Based on a mass balance analysis (Eq. 3), the difference between the total Cr input and the sum of the masses of total Cr and Cr(VI) determined at the column output and removed by the OS corresponds to 1.75 mg, only 0.73% of the total Cr mass injected, indicating that all of the Cr is accounted for. The small difference may be due to some imprecision in the analyses for Cr determination. The proportion of Cr mass retained per mass of OS (1.26 mg g−1) is very similar to the value obtained in the batch test with groundwater, where 1.6 mg of Cr(VI) was retained per gram of OS in solution with 200 mg L−1 Cr(VI). The retained mass probably is in the form of Cr(III), due to the ability of organic matter to promote the reduction of Cr(VI) to (III) and the constituents of the OS in immobilizing it.

In order to promote the increase of Cr(VI) reduction capacity, OS could be modified adding Fe(III) in the system. According to Mak and Lo (2011), the reduction of Cr(VI) by both fulvic acids and humic acids of natural organic matter increases when Fe(III) is added. The humic substances transform Fe(III) into Fe(II), which in turn reduces Cr(VI) to Cr(III). Wu et al. (2017) also enhanced the removal performance of chitosan by Fe(III) pretreatment. The Fe(OOO)-cross-linked chitosan beads synthesized by these authors presented a high adsorption capacity of Cr(VI) (166.3 mg g−1) under ambient temperature and pH 6.0.

Conclusions

The ash content (56 wt%) of the studied organic soil (OS) is high, as it was expected for tropical peat soils. Its organic carbon content was only 20.5 wt%, which corresponds to 35.5 wt% of organic matter. Therefore, OS is considered as a muck and not as a really peat. The main inorganic components of OS are silica and alumina, and its main mineral constituents are kaolinite, gibbsite, muscovite, quartz and anatase.

Despite of the high ash content, the organic substances of OS had the capacity to remove approximately 2 mg g−1 of Cr(VI), depending on test conditions. This process involved the reduction of Cr(VI) by the humic substances of OS, followed by precipitation and/or adsorption/complexation of Cr(III) by organic and inorganic components.

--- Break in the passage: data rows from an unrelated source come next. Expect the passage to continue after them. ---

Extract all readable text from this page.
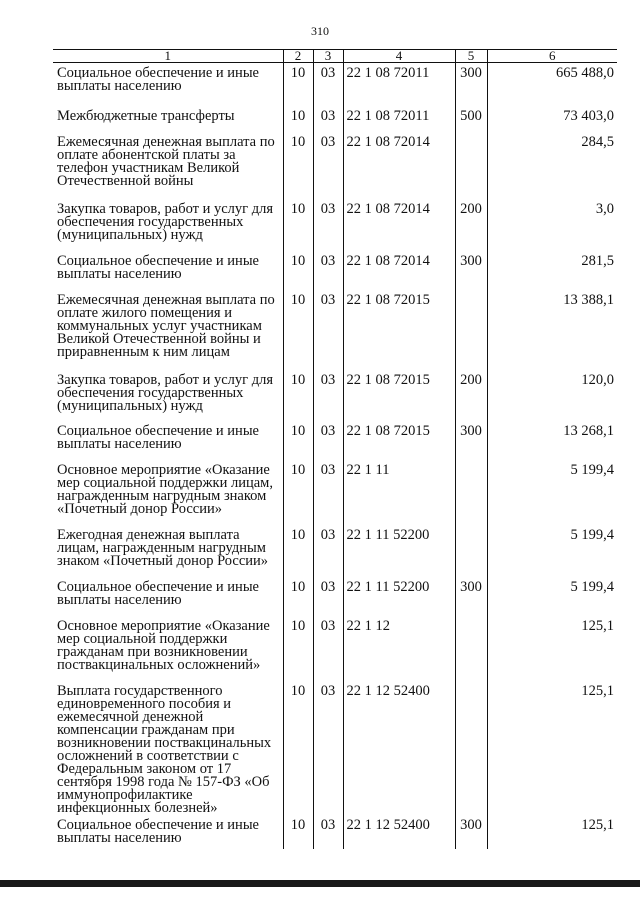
310
1	2	3	4	5	6
Социальное обеспечение и иные выплаты населению	10	03	22 1 08 72011	300	665 488,0
Межбюджетные трансферты	10	03	22 1 08 72011	500	73 403,0
Ежемесячная денежная выплата по оплате абонентской платы за телефон участникам Великой Отечественной войны	10	03	22 1 08 72014		284,5
Закупка товаров, работ и услуг для обеспечения государственных (муниципальных) нужд	10	03	22 1 08 72014	200	3,0
Социальное обеспечение и иные выплаты населению	10	03	22 1 08 72014	300	281,5
Ежемесячная денежная выплата по оплате жилого помещения и коммунальных услуг участникам Великой Отечественной войны и приравненным к ним лицам	10	03	22 1 08 72015		13 388,1
Закупка товаров, работ и услуг для обеспечения государственных (муниципальных) нужд	10	03	22 1 08 72015	200	120,0
Социальное обеспечение и иные выплаты населению	10	03	22 1 08 72015	300	13 268,1
Основное мероприятие «Оказание мер социальной поддержки лицам, награжденным нагрудным знаком «Почетный донор России»	10	03	22 1 11		5 199,4
Ежегодная денежная выплата лицам, награжденным нагрудным знаком «Почетный донор России»	10	03	22 1 11 52200		5 199,4
Социальное обеспечение и иные выплаты населению	10	03	22 1 11 52200	300	5 199,4
Основное мероприятие «Оказание мер социальной поддержки гражданам при возникновении поствакцинальных осложнений»	10	03	22 1 12		125,1
Выплата государственного единовременного пособия и ежемесячной денежной компенсации гражданам при возникновении поствакцинальных осложнений в соответствии с Федеральным законом от 17 сентября 1998 года № 157-ФЗ «Об иммунопрофилактике инфекционных болезней»	10	03	22 1 12 52400		125,1
Социальное обеспечение и иные выплаты населению	10	03	22 1 12 52400	300	125,1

In 24 h, the greatest rate of Cr(VI) removal was observed in solutions with pH 2.0 (1.1 mg g−1), since the reduction of Cr(VI) to Cr(III) by organic compounds consumes hydrogen. An increased Cr(VI) removal (around 2.0 mg g−1) was also observed at original groundwater pH (around 5.0), however it took a longer period, of 5 days.

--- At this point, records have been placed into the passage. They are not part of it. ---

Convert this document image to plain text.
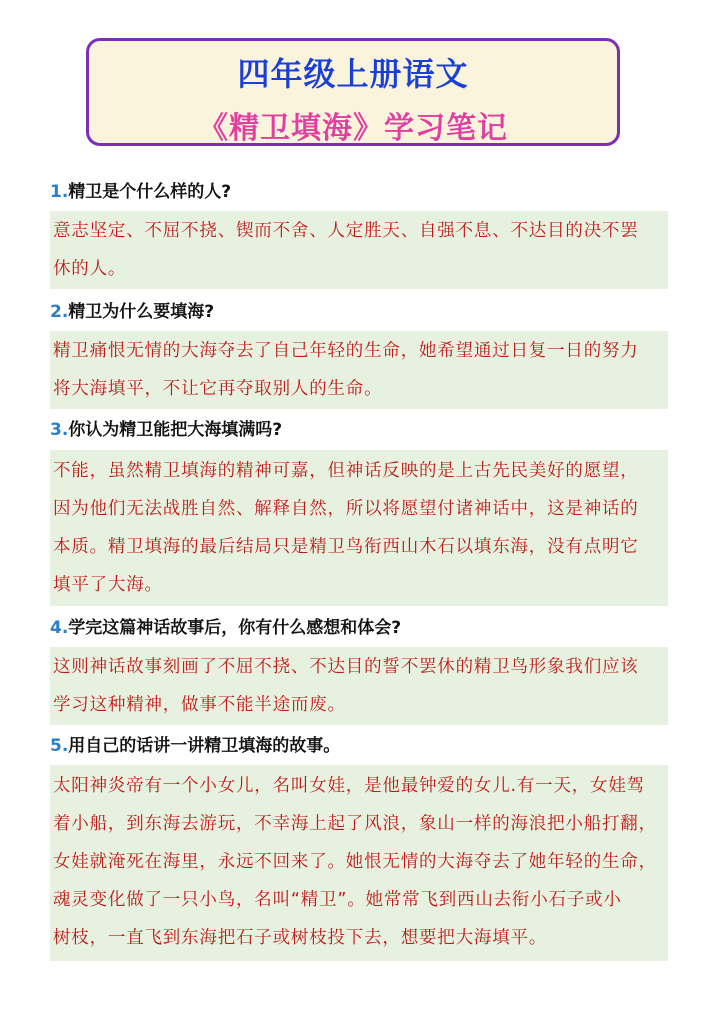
四年级上册语文
《精卫填海》学习笔记
1.精卫是个什么样的人?
意志坚定、不屈不挠、锲而不舍、人定胜天、自强不息、不达目的决不罢
休的人。
2.精卫为什么要填海?
精卫痛恨无情的大海夺去了自己年轻的生命，她希望通过日复一日的努力
将大海填平，不让它再夺取别人的生命。
3.你认为精卫能把大海填满吗?
不能，虽然精卫填海的精神可嘉，但神话反映的是上古先民美好的愿望，
因为他们无法战胜自然、解释自然，所以将愿望付诸神话中，这是神话的
本质。精卫填海的最后结局只是精卫鸟衔西山木石以填东海，没有点明它
填平了大海。
4.学完这篇神话故事后，你有什么感想和体会?
这则神话故事刻画了不屈不挠、不达目的誓不罢休的精卫鸟形象我们应该
学习这种精神，做事不能半途而废。
5.用自己的话讲一讲精卫填海的故事。
太阳神炎帝有一个小女儿，名叫女娃，是他最钟爱的女儿.有一天，女娃驾
着小船，到东海去游玩，不幸海上起了风浪，象山一样的海浪把小船打翻，
女娃就淹死在海里，永远不回来了。她恨无情的大海夺去了她年轻的生命，
魂灵变化做了一只小鸟，名叫“精卫”。她常常飞到西山去衔小石子或小
树枝，一直飞到东海把石子或树枝投下去，想要把大海填平。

The column tests simulating the use of the OS as permeable reactive barrier fillers to treat groundwater contaminated with Cr(VI) also presented a high removal capacity of Cr(VI) (1.3 mg g−1) as obtained in batch tests (1.6 mg g−1). The advantage of this system is that its half-life (4.4 h) is almost six times smaller than that batch test (26.2 h), due to the higher proportion of contact surface per volume of solution. Therefore, the use of OS in the permeable reactive barriers can be effective to promote the removal of Cr(VI), even at original groundwater pH.

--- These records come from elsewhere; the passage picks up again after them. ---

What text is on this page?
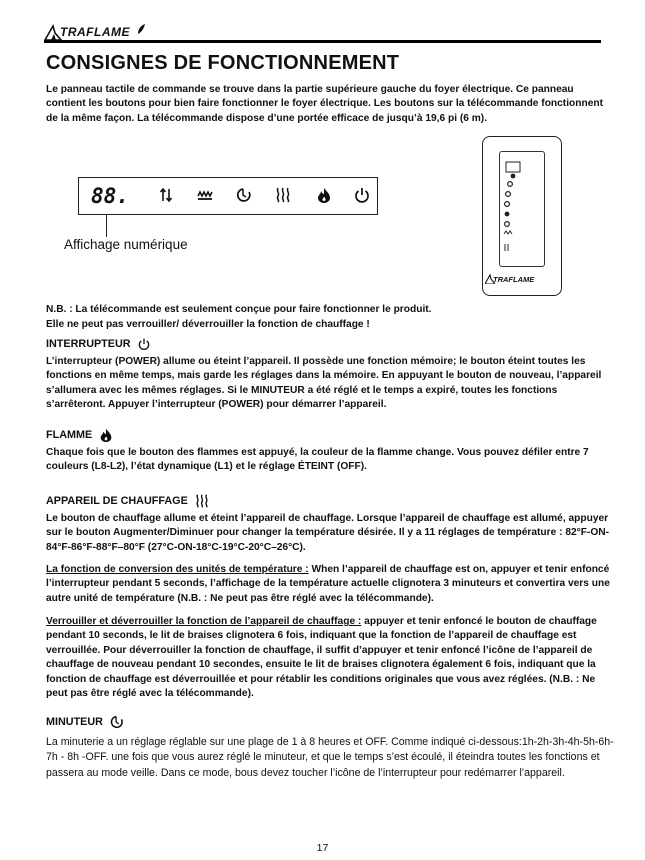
TRAFLAME
CONSIGNES DE FONCTIONNEMENT

Le panneau tactile de commande se trouve dans la partie supérieure gauche du foyer électrique. Ce panneau contient les boutons pour bien faire fonctionner le foyer électrique. Les boutons sur la télécommande fonctionnent de la même façon. La télécommande dispose d’une portée efficace de jusqu’à 19,6 pi (6 m).

88.
Affichage numérique
TRAFLAME

N.B. : La télécommande est seulement conçue pour faire fonctionner le produit.

Elle ne peut pas verrouiller/ déverrouiller la fonction de chauffage !

INTERRUPTEUR

L’interrupteur (POWER) allume ou éteint l’appareil. Il possède une fonction mémoire; le bouton éteint toutes les fonctions en même temps, mais garde les réglages dans la mémoire. En appuyant le bouton de nouveau, l’appareil s’allumera avec les mêmes réglages. Si le MINUTEUR a été réglé et le temps a expiré, toutes les fonctions s’arrêteront. Appuyer l’interrupteur (POWER) pour démarrer l’appareil.

FLAMME

Chaque fois que le bouton des flammes est appuyé, la couleur de la flamme change. Vous pouvez défiler entre 7 couleurs (L8-L2), l’état dynamique (L1) et le réglage ÉTEINT (OFF).

APPAREIL DE CHAUFFAGE

Le bouton de chauffage allume et éteint l’appareil de chauffage. Lorsque l’appareil de chauffage est allumé, appuyer sur le bouton Augmenter/Diminuer pour changer la température désirée. Il y a 11 réglages de température : 82°F-ON-84°F-86°F-88°F–80°F (27°C-ON-18°C-19°C-20°C–26°C).

La fonction de conversion des unités de température : When l’appareil de chauffage est on, appuyer et tenir enfoncé l’interrupteur pendant 5 seconds, l’affichage de la température actuelle clignotera 3 minuteurs et convertira vers une autre unité de température (N.B. : Ne peut pas être réglé avec la télécommande).

Verrouiller et déverrouiller la fonction de l’appareil de chauffage : appuyer et tenir enfoncé le bouton de chauffage pendant 10 seconds, le lit de braises clignotera 6 fois, indiquant que la fonction de l’appareil de chauffage est verrouillée. Pour déverrouiller la fonction de chauffage, il suffit d’appuyer et tenir enfoncé l’icône de l’appareil de chauffage de nouveau pendant 10 secondes, ensuite le lit de braises clignotera également 6 fois, indiquant que la fonction de chauffage est déverrouillée et pour rétablir les conditions originales que vous avez réglées. (N.B. : Ne peut pas être réglé avec la télécommande).

MINUTEUR

La minuterie a un réglage réglable sur une plage de 1 à 8 heures et OFF. Comme indiqué ci-dessous:1h-2h-3h-4h-5h-6h-7h - 8h -OFF. une fois que vous aurez réglé le minuteur, et que le temps s’est écoulé, il éteindra toutes les fonctions et passera au mode veille. Dans ce mode, bous devez toucher l’icône de l’interrupteur pour redémarrer l’appareil.

17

The presence of reducing agents as humic substances in OS induced chromium reduction, instead of anion exchange. The Cr(III) association with mineral phases was confirmed by the presence of anatase in samples submitted at heating at 800 °C/2 h.

Further investigations could reveal if the addition of Fe(III) in the system increases the performance of OS in the reduction of Cr(VI) to Cr(III).